The new GridGain Ultimate Edition introduces a Cluster Snapshots feature. Cluster snapshots are essential for production implementations of GridGain when using Persistent Store. Cluster
snapshots allow users to create both full and incremental snapshots which can be used as restore points for later recovery or as a source of reference data in staging and test environments. GridGain Web Console and the Snapshot Command Line Tool can be used to schedule full and incremental snapshots according to user business requirements.
.NET Peer-Class Loading
For several GridGain versions, the GridGain peer-class loading feature has supported Java. This eliminated the need to manually deploy Java or Scala code on each node in the cluster and re-deploy it each time it changes. The required classes are preloaded or removed whenever needed.

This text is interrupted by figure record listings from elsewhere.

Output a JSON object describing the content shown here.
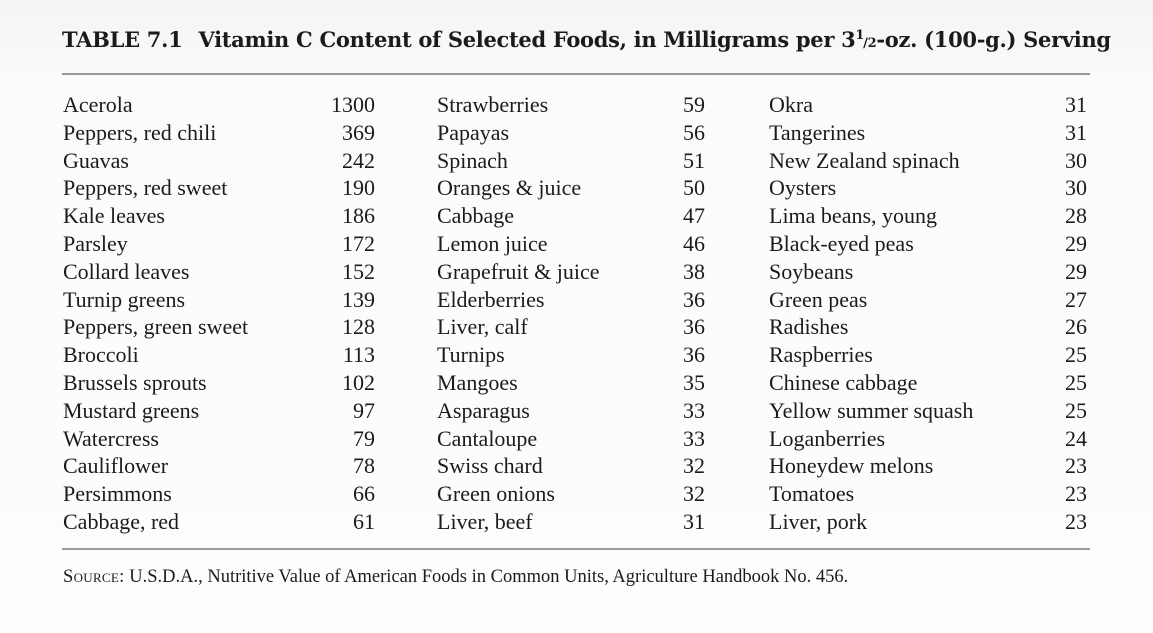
{
  "title": {
    "label": "TABLE 7.1",
    "text_before_fraction": "Vitamin C Content of Selected Foods, in Milligrams per 3",
    "fraction_numerator": "1",
    "fraction_denominator": "/2",
    "text_after_fraction": "-oz. (100-g.) Serving"
  },
  "columns": [
    {
      "rows": [
        {
          "food": "Acerola",
          "value": "1300"
        },
        {
          "food": "Peppers, red chili",
          "value": "369"
        },
        {
          "food": "Guavas",
          "value": "242"
        },
        {
          "food": "Peppers, red sweet",
          "value": "190"
        },
        {
          "food": "Kale leaves",
          "value": "186"
        },
        {
          "food": "Parsley",
          "value": "172"
        },
        {
          "food": "Collard leaves",
          "value": "152"
        },
        {
          "food": "Turnip greens",
          "value": "139"
        },
        {
          "food": "Peppers, green sweet",
          "value": "128"
        },
        {
          "food": "Broccoli",
          "value": "113"
        },
        {
          "food": "Brussels sprouts",
          "value": "102"
        },
        {
          "food": "Mustard greens",
          "value": "97"
        },
        {
          "food": "Watercress",
          "value": "79"
        },
        {
          "food": "Cauliflower",
          "value": "78"
        },
        {
          "food": "Persimmons",
          "value": "66"
        },
        {
          "food": "Cabbage, red",
          "value": "61"
        }
      ]
    },
    {
      "rows": [
        {
          "food": "Strawberries",
          "value": "59"
        },
        {
          "food": "Papayas",
          "value": "56"
        },
        {
          "food": "Spinach",
          "value": "51"
        },
        {
          "food": "Oranges & juice",
          "value": "50"
        },
        {
          "food": "Cabbage",
          "value": "47"
        },
        {
          "food": "Lemon juice",
          "value": "46"
        },
        {
          "food": "Grapefruit & juice",
          "value": "38"
        },
        {
          "food": "Elderberries",
          "value": "36"
        },
        {
          "food": "Liver, calf",
          "value": "36"
        },
        {
          "food": "Turnips",
          "value": "36"
        },
        {
          "food": "Mangoes",
          "value": "35"
        },
        {
          "food": "Asparagus",
          "value": "33"
        },
        {
          "food": "Cantaloupe",
          "value": "33"
        },
        {
          "food": "Swiss chard",
          "value": "32"
        },
        {
          "food": "Green onions",
          "value": "32"
        },
        {
          "food": "Liver, beef",
          "value": "31"
        }
      ]
    },
    {
      "rows": [
        {
          "food": "Okra",
          "value": "31"
        },
        {
          "food": "Tangerines",
          "value": "31"
        },
        {
          "food": "New Zealand spinach",
          "value": "30"
        },
        {
          "food": "Oysters",
          "value": "30"
        },
        {
          "food": "Lima beans, young",
          "value": "28"
        },
        {
          "food": "Black-eyed peas",
          "value": "29"
        },
        {
          "food": "Soybeans",
          "value": "29"
        },
        {
          "food": "Green peas",
          "value": "27"
        },
        {
          "food": "Radishes",
          "value": "26"
        },
        {
          "food": "Raspberries",
          "value": "25"
        },
        {
          "food": "Chinese cabbage",
          "value": "25"
        },
        {
          "food": "Yellow summer squash",
          "value": "25"
        },
        {
          "food": "Loganberries",
          "value": "24"
        },
        {
          "food": "Honeydew melons",
          "value": "23"
        },
        {
          "food": "Tomatoes",
          "value": "23"
        },
        {
          "food": "Liver, pork",
          "value": "23"
        }
      ]
    }
  ],
  "source": {
    "label": "Source:",
    "text": "U.S.D.A., Nutritive Value of American Foods in Common Units, Agriculture Handbook No. 456."
  }
}
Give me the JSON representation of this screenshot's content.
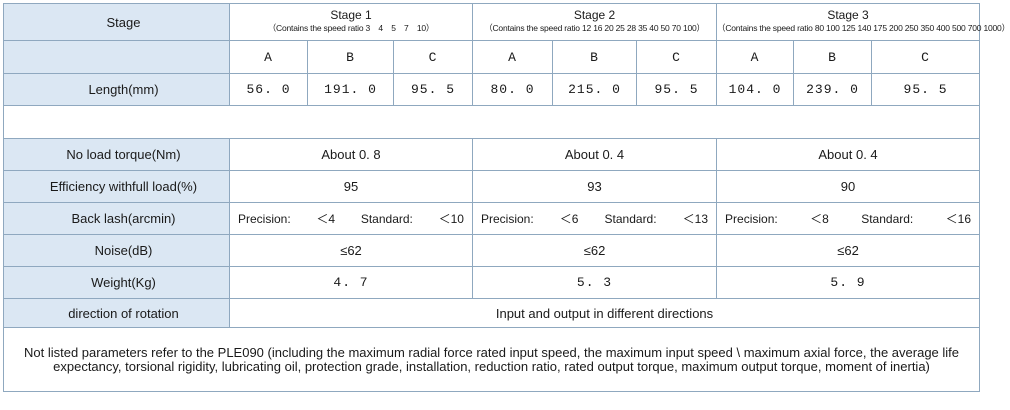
{
  "table": {
    "stage_label": "Stage",
    "stages": [
      {
        "name": "Stage 1",
        "sub": "（Contains the speed ratio 3　4　5　7　10）"
      },
      {
        "name": "Stage 2",
        "sub": "（Contains the speed ratio 12 16 20 25 28 35 40 50 70 100）"
      },
      {
        "name": "Stage 3",
        "sub": "（Contains the speed ratio 80 100 125 140 175 200 250 350 400 500 700 1000）"
      }
    ],
    "dims": [
      "A",
      "B",
      "C",
      "A",
      "B",
      "C",
      "A",
      "B",
      "C"
    ],
    "length": {
      "label": "Length(mm)",
      "values": [
        "56. 0",
        "191. 0",
        "95. 5",
        "80. 0",
        "215. 0",
        "95. 5",
        "104. 0",
        "239. 0",
        "95. 5"
      ]
    },
    "no_load_torque": {
      "label": "No load torque(Nm)",
      "values": [
        "About 0. 8",
        "About 0. 4",
        "About 0. 4"
      ]
    },
    "efficiency": {
      "label": "Efficiency withfull load(%)",
      "values": [
        "95",
        "93",
        "90"
      ]
    },
    "backlash": {
      "label": "Back lash(arcmin)",
      "precision_label": "Precision:",
      "standard_label": "Standard:",
      "values": [
        {
          "precision": "＜4",
          "standard": "＜10"
        },
        {
          "precision": "＜6",
          "standard": "＜13"
        },
        {
          "precision": "＜8",
          "standard": "＜16"
        }
      ]
    },
    "noise": {
      "label": "Noise(dB)",
      "values": [
        "≤62",
        "≤62",
        "≤62"
      ]
    },
    "weight": {
      "label": "Weight(Kg)",
      "values": [
        "4. 7",
        "5. 3",
        "5. 9"
      ]
    },
    "rotation": {
      "label": "direction of rotation",
      "value": "Input and output in different directions"
    },
    "note": "Not listed parameters refer to the PLE090 (including the maximum radial force rated input speed, the maximum input speed \\ maximum axial force, the average life expectancy, torsional rigidity, lubricating oil, protection grade, installation, reduction ratio, rated output torque, maximum output torque, moment of inertia)"
  }
}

With GridGain 8.1, .NET developers can now benefit from the same capability. A .NET assembly can be automatically preloaded to an already running .NET cluster node if an implementation of a distributed computation task is missing locally. The unloading is also handled automatically.
C++ for Design and Development
Developers can now design and develop GridGain Compute Grid tasks using C++ and send the tasks for execution to a GridGain cluster. Ignite.C++ automatically serializes, deserializes and runs the computations.

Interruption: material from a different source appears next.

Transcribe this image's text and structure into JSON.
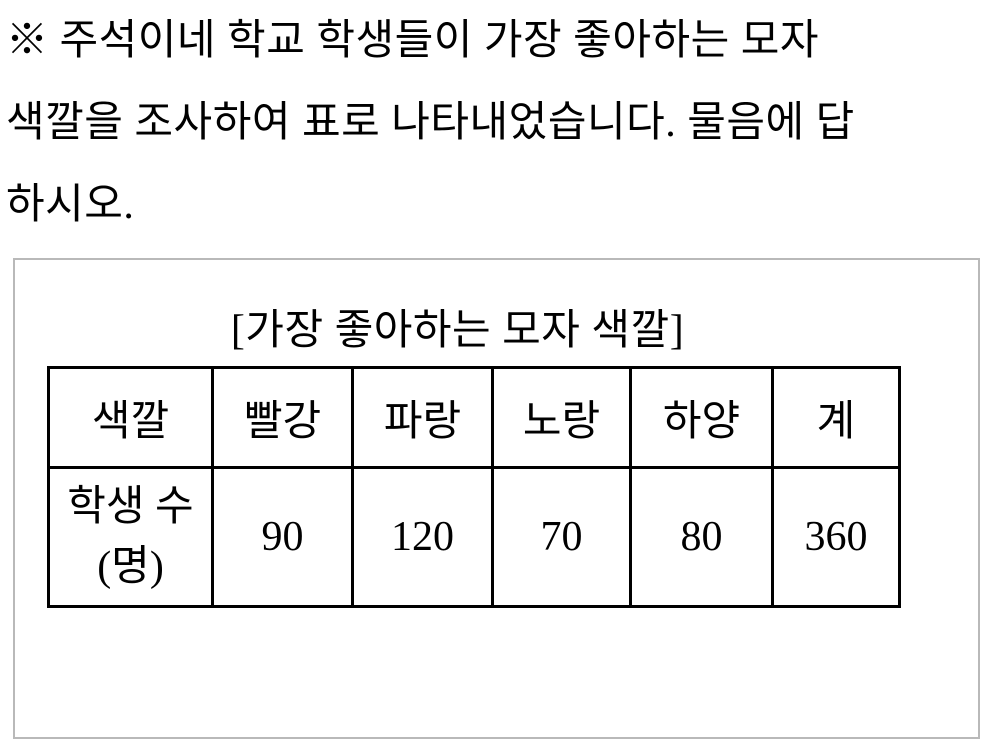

“GridGain 8.1 is a mature, next generation in-memory computing platform that can be used cost-effectively as an in-memory data grid with existing RDBMS, NoSQL or Apache® Hadoop® databases or it can function as a standalone distributed, transactional SQL database by leveraging the new Persistent Store feature,” said Abe Kleinfeld, President and CEO of GridGain Systems. “The expanded SQL DDL makes GridGain easier to work with using standard SQL commands, and the addition of Persistent Store and Cluster Snapshots means it can be used for a broader range of production applications, allowing each organization to set the right balance between operating costs and application performance by adjusting the amount of data kept in-memory. The expanded .NET and enhanced C++ capabilities allow development teams to work with GridGain using the skills they already possess. In short, the next generation GridGain 8.1 platform now allows organizations to put a memory-centric computing platform at the strategic core of its data infrastructure.”
GridGain Systems is revolutionizing real-time data access and processing by offering an in- memory computing platform built on Apache® IgniteTM. GridGain solutions are used by global enterprises in financial, software, ecommerce, retail, online business services, healthcare, telecom and other major sectors with a client list which includes Barclays, ING, Sberbank, Misys, IHS Markit, Workday, Silver Spring Networks and Huawei. GridGain solutions can connect data stores (RDBMS, NoSQL and Apache® Hadoop®) with web-scale applications or can function as a standalone transactional SQL database to enable massive data throughput and ultra-low latencies across a scalable, distributed cluster of commodity servers. GridGain is the most comprehensive, memory-centric in-memory computing platform for high volume ACID transactions, real-time analytics, and hybrid transactional/analytical processing.